The trajectory of cognitive decline in patients with late-onset Alzheimer’s disease varies widely. Genetic variations in CLU (clusterin), PICALM (phosphatidylinositol binding clathrin assembly protein), and CR1 (complement component (3b/4b) receptor 1) are associated with Alzheimer’s disease, but it is unknown whether they exert their effects by altering the trajectory of cognitive decline in elderly subjects at risk for the disease.
In this study, the authors developed a Bayesian model to fit trajectories of cognitive decline and tested for genetic effects. They validated the model by examining previously established effects of APOE ε4 alleles on age at cognitive decline and of psychosis on the rate of cognitive decline. This involved 802 subjects from the Cardiovascular Health Cognition Study who did not have dementia at study entry and developed incident dementia during follow-up. The authors then evaluated the effects of CLU, PICALM, and CR1 on age and rate of decline in 1,831 subjects who did not have dementia at study entry and then did or did not develop dementia by study’s end.

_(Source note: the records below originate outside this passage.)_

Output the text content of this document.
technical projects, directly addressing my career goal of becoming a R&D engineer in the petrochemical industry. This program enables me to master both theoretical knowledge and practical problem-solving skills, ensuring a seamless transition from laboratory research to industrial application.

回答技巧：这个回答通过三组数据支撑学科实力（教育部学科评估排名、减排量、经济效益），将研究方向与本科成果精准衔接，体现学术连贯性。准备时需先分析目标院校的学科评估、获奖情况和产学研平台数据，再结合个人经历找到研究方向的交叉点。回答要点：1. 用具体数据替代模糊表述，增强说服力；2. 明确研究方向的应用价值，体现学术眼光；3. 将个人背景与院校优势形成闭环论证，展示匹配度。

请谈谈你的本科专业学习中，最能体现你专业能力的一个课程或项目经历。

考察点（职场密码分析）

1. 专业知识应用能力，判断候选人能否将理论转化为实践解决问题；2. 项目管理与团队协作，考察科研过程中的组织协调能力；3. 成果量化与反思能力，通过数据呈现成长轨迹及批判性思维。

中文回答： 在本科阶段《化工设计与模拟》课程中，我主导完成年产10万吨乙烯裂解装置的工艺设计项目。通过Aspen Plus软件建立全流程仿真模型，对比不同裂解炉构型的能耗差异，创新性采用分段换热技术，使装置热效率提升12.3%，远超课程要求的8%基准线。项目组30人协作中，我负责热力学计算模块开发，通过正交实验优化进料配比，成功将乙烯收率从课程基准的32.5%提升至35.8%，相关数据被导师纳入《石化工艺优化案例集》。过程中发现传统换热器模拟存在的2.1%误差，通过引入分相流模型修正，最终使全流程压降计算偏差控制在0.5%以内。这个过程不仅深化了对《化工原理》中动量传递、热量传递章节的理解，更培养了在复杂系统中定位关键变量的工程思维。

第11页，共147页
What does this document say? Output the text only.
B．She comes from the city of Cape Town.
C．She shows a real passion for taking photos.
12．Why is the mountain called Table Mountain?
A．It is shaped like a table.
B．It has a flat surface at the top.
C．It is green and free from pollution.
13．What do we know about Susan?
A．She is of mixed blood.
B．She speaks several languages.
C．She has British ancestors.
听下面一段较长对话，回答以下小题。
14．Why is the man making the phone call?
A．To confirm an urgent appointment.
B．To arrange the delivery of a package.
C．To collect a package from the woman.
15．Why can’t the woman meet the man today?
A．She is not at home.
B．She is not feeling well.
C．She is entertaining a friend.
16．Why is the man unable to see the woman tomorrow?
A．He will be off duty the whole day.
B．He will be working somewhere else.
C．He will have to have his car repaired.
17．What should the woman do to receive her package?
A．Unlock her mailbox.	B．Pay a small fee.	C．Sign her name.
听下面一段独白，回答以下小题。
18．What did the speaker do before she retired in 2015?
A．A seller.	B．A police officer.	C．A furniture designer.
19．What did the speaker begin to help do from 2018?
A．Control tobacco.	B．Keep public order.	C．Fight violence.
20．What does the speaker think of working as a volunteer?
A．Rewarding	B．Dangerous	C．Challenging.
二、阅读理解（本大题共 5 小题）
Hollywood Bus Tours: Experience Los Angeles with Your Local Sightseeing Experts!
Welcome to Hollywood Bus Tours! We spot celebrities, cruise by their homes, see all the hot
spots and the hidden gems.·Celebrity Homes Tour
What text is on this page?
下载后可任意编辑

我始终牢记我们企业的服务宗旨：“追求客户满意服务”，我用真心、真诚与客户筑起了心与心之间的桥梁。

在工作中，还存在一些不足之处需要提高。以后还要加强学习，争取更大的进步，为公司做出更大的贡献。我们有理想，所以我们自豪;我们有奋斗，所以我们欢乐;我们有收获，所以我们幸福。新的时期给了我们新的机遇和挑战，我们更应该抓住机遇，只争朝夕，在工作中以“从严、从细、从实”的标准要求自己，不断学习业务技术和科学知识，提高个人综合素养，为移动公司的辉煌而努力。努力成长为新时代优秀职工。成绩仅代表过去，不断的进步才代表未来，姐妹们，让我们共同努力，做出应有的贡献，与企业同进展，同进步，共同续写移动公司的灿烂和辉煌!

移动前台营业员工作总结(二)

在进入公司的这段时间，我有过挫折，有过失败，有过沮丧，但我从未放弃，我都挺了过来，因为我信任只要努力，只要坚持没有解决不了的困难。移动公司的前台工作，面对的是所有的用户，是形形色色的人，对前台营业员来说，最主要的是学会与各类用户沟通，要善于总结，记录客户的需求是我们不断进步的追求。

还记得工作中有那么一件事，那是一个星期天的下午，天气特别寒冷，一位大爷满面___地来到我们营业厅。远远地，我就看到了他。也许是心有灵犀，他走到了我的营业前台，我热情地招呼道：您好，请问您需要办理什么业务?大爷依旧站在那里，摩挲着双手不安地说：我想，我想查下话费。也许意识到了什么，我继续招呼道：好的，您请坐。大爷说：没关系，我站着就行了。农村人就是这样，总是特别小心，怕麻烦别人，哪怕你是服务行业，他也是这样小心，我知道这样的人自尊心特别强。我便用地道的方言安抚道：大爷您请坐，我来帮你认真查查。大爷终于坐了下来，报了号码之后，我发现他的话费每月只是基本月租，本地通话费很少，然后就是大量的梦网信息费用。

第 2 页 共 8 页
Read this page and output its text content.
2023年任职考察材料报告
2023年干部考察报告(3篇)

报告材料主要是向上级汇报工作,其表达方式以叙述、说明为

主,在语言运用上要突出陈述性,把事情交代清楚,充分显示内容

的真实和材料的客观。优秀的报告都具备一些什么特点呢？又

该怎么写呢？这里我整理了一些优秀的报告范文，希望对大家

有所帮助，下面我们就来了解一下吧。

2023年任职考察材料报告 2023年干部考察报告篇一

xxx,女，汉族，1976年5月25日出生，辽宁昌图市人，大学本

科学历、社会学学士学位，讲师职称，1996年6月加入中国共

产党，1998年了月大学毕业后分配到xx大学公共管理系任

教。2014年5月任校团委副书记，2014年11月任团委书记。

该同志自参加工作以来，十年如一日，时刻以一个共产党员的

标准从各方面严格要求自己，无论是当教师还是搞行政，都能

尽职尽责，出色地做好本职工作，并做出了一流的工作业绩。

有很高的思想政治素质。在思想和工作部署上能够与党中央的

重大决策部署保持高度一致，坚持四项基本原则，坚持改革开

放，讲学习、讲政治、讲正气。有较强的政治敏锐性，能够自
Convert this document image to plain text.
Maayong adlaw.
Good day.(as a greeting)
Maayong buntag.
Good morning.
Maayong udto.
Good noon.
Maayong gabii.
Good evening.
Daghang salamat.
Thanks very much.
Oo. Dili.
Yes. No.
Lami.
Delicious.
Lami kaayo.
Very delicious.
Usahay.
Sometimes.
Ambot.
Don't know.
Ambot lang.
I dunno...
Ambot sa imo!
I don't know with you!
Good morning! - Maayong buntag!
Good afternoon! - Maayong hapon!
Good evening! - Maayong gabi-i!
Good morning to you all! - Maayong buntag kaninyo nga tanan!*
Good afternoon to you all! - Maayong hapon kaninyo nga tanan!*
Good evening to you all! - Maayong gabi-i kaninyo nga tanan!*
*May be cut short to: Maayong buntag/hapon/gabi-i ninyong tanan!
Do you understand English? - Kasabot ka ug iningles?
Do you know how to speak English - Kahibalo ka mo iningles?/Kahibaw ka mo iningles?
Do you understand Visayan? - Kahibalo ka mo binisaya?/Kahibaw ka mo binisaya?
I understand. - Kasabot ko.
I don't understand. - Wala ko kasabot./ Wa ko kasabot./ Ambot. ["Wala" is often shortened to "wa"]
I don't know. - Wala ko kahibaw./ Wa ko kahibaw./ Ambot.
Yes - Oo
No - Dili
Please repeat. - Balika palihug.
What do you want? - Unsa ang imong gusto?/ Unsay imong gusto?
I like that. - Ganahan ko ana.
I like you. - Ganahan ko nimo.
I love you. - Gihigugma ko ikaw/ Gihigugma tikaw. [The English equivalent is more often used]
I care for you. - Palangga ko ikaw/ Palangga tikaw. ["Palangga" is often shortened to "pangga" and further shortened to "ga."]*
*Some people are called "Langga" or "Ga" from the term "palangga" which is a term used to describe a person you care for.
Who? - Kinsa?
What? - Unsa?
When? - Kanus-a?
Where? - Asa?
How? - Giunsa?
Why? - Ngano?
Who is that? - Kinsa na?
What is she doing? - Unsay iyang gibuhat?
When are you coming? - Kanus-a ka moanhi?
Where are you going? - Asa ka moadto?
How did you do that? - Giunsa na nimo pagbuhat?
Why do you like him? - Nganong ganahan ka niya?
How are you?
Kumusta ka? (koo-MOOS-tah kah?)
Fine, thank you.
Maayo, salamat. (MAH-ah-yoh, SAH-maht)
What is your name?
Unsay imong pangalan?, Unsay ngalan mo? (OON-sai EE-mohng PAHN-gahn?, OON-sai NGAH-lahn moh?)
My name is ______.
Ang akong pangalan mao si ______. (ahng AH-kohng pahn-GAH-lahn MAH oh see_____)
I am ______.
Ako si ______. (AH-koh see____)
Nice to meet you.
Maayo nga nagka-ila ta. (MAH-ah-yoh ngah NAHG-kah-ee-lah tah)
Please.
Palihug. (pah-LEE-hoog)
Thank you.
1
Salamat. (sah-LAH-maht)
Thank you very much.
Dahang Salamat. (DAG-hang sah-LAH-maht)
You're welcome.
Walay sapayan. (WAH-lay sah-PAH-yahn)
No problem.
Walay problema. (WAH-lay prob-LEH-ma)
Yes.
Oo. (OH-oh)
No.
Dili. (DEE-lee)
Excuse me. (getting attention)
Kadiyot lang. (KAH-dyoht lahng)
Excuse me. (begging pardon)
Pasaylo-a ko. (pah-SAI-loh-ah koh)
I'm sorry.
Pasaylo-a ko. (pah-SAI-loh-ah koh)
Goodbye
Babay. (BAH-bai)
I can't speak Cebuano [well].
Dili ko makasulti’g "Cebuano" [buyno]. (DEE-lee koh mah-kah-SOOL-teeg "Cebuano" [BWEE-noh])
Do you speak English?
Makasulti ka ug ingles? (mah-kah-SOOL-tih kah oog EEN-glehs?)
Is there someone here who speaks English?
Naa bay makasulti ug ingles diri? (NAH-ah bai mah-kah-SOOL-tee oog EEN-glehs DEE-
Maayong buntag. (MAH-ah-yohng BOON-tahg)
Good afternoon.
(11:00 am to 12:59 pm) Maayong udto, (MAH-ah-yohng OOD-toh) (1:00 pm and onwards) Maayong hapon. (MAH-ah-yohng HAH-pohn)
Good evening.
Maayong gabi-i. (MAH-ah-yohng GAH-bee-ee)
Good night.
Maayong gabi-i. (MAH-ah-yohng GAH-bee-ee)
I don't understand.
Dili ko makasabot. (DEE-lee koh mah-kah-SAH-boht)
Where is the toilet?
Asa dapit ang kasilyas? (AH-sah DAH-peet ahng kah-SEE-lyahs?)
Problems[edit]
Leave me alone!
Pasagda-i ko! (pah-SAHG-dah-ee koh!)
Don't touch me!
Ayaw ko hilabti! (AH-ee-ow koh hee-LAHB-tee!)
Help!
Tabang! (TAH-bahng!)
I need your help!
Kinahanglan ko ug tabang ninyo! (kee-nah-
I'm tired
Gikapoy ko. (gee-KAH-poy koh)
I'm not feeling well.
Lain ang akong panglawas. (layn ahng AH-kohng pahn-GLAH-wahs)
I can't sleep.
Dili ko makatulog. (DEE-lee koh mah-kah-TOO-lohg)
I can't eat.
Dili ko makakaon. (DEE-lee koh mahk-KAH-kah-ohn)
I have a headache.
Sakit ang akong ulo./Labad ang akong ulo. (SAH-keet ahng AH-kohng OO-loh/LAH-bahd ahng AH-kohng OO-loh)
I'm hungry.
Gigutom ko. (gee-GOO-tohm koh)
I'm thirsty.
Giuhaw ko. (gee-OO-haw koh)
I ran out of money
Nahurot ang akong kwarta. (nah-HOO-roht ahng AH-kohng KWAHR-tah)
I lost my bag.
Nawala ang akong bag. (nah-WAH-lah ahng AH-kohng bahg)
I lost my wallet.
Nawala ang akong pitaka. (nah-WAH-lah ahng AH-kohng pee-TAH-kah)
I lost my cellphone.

CLU and CR1 were associated with more rapid cognitive decline. PICALM was associated with an earlier age at midpoint of cognitive decline in these test subjects. Associations remained after accounting for the effects of APOE and demographic factors.
Sweet RA, Seltman H, Emanuel JE, Lopez OL, Becker JT, Bis JC, Weamer EA, Demichele-Sweet MA, Kuller LH: Effect of Alzheimer’s disease risk genes on trajectories of cognitive function in the cardiovascular health study. Am. J. Psychiatry 169(9):954-962 (2012).